The remnants of the candle and log were not thrown away – the Lamonts would keep them in the house to ensure good luck and protection from evil in the year to come.

The Lamont’s festive menu

Food and drink was an essential part of the Lamont family’s celebrations. They attended lavish parties and, naturally, hosted one or two themselves. We would love an invitation! To maintain their reputation as excellent hosts, the food and drink had to be of the highest quality. Their butler would ensure that the finest French wines, claret, port and brandy were served, while for parties the cook would prepare lots of food in advance, including soups such as powsowdie (sheepheid broth), Scotch broth or St Cuthbert’s (creamy chicken soup), as well as a variety of cold dishes, cheeses and sweet confections.

How would you like to try plum porridge? Walter Scott mentioned this popular dish in his poem ‘Old Christmastide’ and it may well have been served to the Lamont’s guests. It came in jelly form and was made from a boiled leg and shin of beef, stock thickened with bread, spices, dried fruit, sugar and wine.

On Christmas Eve and Christmas Day, the Lamont family would have enjoyed a fine variety of food. Soup to start, followed by roast goose, prime mutton or beef (perhaps from the Lamont estate in Argyllshire), game pies filled with venison and pheasant, mincemeat pies (meat mixed with fruit and spices), goose fat roast potatoes, carrots, cabbage and braised leeks. To finish there would be delicious desserts – Christmas pudding, cranachan and Pitcaithly bannock – a large, round festive shortbread decorated with almonds and crystallised fruit.

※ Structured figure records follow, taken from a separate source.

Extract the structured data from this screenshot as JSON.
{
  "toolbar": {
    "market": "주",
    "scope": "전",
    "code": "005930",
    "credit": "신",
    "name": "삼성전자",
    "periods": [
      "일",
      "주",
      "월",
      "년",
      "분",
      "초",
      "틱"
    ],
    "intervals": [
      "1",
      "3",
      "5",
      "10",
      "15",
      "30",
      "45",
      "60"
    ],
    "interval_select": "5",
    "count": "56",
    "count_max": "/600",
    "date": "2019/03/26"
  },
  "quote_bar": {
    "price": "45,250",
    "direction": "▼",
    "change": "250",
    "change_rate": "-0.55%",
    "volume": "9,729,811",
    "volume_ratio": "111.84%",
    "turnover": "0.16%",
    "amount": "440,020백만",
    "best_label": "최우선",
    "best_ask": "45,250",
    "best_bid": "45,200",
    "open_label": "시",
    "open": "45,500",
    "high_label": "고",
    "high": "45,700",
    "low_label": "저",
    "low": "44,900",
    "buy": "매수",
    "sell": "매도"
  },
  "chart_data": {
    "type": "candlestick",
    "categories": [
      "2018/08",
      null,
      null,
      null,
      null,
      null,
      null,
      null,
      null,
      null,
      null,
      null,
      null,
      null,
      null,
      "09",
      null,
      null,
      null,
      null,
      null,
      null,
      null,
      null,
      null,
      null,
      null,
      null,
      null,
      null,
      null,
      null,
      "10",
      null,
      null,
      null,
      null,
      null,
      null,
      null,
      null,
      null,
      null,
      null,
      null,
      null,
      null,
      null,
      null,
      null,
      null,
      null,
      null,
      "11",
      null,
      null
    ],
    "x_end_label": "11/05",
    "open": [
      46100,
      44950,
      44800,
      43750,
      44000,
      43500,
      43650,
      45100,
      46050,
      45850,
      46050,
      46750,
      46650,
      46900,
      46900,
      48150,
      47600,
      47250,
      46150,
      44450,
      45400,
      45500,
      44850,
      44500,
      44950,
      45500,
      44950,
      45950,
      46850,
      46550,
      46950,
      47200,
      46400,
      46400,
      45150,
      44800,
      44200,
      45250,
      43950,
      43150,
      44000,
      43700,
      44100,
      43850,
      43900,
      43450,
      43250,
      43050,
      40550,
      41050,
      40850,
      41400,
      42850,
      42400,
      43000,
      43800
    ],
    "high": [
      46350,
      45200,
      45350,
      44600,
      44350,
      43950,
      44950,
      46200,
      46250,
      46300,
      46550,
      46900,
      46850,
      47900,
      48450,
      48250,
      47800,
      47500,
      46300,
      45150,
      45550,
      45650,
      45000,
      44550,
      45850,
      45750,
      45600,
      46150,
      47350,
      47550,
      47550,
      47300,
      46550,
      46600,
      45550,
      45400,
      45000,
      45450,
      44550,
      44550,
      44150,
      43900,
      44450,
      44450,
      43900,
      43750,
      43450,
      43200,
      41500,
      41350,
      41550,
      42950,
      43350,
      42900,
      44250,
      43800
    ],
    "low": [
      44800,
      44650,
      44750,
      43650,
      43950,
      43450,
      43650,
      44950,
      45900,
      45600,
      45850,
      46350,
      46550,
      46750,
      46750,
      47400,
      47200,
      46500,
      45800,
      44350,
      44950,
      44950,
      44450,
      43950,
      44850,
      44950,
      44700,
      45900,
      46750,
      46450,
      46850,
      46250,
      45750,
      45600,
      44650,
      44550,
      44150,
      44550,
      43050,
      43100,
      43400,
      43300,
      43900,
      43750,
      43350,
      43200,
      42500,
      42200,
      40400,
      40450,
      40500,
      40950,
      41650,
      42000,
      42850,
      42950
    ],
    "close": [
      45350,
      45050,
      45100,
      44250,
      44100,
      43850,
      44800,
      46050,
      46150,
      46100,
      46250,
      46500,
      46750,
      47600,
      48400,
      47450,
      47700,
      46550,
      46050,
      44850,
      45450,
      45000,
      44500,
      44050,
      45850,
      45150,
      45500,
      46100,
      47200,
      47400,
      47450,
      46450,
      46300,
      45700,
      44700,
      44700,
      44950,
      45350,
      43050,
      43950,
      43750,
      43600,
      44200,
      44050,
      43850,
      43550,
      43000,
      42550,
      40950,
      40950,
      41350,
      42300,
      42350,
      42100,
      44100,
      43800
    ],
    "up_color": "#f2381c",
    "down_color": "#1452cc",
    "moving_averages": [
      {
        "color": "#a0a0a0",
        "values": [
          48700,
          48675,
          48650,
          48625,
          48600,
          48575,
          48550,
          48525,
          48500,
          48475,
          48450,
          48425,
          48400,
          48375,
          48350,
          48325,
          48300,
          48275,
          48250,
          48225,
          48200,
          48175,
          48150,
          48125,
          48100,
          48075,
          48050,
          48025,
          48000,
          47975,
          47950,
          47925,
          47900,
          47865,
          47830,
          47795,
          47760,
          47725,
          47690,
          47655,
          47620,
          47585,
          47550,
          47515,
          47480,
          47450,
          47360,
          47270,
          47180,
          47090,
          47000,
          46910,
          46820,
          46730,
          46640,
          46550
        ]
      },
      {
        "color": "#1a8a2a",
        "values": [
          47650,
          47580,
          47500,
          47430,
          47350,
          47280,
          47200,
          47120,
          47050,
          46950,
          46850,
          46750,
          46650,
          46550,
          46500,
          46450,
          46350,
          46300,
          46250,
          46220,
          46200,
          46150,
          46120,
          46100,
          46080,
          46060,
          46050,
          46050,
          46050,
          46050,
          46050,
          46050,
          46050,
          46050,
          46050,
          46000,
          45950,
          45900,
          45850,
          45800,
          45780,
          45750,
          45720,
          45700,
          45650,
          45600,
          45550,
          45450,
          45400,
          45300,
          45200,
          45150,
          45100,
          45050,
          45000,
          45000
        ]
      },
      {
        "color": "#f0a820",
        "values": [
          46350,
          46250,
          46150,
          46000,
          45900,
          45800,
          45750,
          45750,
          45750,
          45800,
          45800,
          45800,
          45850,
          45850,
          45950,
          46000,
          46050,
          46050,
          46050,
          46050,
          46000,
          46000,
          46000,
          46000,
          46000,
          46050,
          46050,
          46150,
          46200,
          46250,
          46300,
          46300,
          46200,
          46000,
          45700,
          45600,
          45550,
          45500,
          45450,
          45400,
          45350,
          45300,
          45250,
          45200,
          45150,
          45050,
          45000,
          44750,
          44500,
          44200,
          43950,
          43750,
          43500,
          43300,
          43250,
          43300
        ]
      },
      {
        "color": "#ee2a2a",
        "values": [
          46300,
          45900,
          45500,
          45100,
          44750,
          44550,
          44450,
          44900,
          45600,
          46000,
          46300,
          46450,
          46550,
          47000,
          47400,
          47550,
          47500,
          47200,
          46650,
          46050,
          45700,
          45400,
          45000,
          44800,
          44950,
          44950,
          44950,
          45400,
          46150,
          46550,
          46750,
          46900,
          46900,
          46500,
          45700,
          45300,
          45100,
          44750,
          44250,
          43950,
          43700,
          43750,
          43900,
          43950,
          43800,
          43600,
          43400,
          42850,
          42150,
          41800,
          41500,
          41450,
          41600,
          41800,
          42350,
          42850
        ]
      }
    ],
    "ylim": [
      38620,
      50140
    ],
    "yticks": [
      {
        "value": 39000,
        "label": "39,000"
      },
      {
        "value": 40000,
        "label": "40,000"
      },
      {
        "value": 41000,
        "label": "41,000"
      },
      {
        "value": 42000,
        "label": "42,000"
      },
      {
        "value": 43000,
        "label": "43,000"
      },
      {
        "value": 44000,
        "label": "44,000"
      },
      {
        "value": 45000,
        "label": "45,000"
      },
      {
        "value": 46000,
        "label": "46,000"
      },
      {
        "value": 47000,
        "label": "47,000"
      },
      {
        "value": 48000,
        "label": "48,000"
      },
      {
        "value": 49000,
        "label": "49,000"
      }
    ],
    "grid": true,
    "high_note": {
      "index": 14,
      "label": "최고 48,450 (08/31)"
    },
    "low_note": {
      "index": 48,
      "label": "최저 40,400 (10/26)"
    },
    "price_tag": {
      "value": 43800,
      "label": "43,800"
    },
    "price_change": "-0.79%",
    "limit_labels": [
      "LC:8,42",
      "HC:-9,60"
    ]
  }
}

Spare a thought for the servants!

The servants – butler, housemaids, cook and kitchen maid – worked hard, 16 hours a day or more, to make the celebrations and festivities possible. This was recognised by the Lamont family and, as was traditional in the Georgian period, they would give their servants the day off on 26 December, when the servants would go home to celebrate Christmas with their families. Mr Lamont would give each servant a ‘Christmas box’ to take with them, containing gifts, clothes and leftover food. This practice goes back to the 17th century, giving us ‘Boxing Day’. The giving of Christmas boxes was a way of helping those less fortunate and had its roots in the Feast Day for St Stephen, which took place on 26 December. St Stephen was associated with charity, and alms boxes in churches were opened on this day and the money distributed to the needy.

Twelfth Night was the last day of the month-long Christmas season. It was an evening when the Lamont family and their servants would celebrate together. For the occasion, the cook baked a ‘Twelfth Night cake’, a rich, crumbly fruit cake decorated with lavish icing. This cake contained a dried bean and a dried pea and all members of the household, including servants, were given a slice. The man who found the bean was King for the night, and the lady who found the pea was Queen. It was a night of games, drinking, lots of food – and great hilarity if a servant found the bean or pea!

Black and white engraving of a family celebrating Christmas around a table.
Celebrating Christmas Georgian-style

On Twelfth Night the family and servants would take down all the decorations, as we do today, and the greenery was burned to protect the household from misfortune in the New Year. Although we have been imagining Christmas with the Lamonts, it’s clear that our Christmas celebrations are not so different.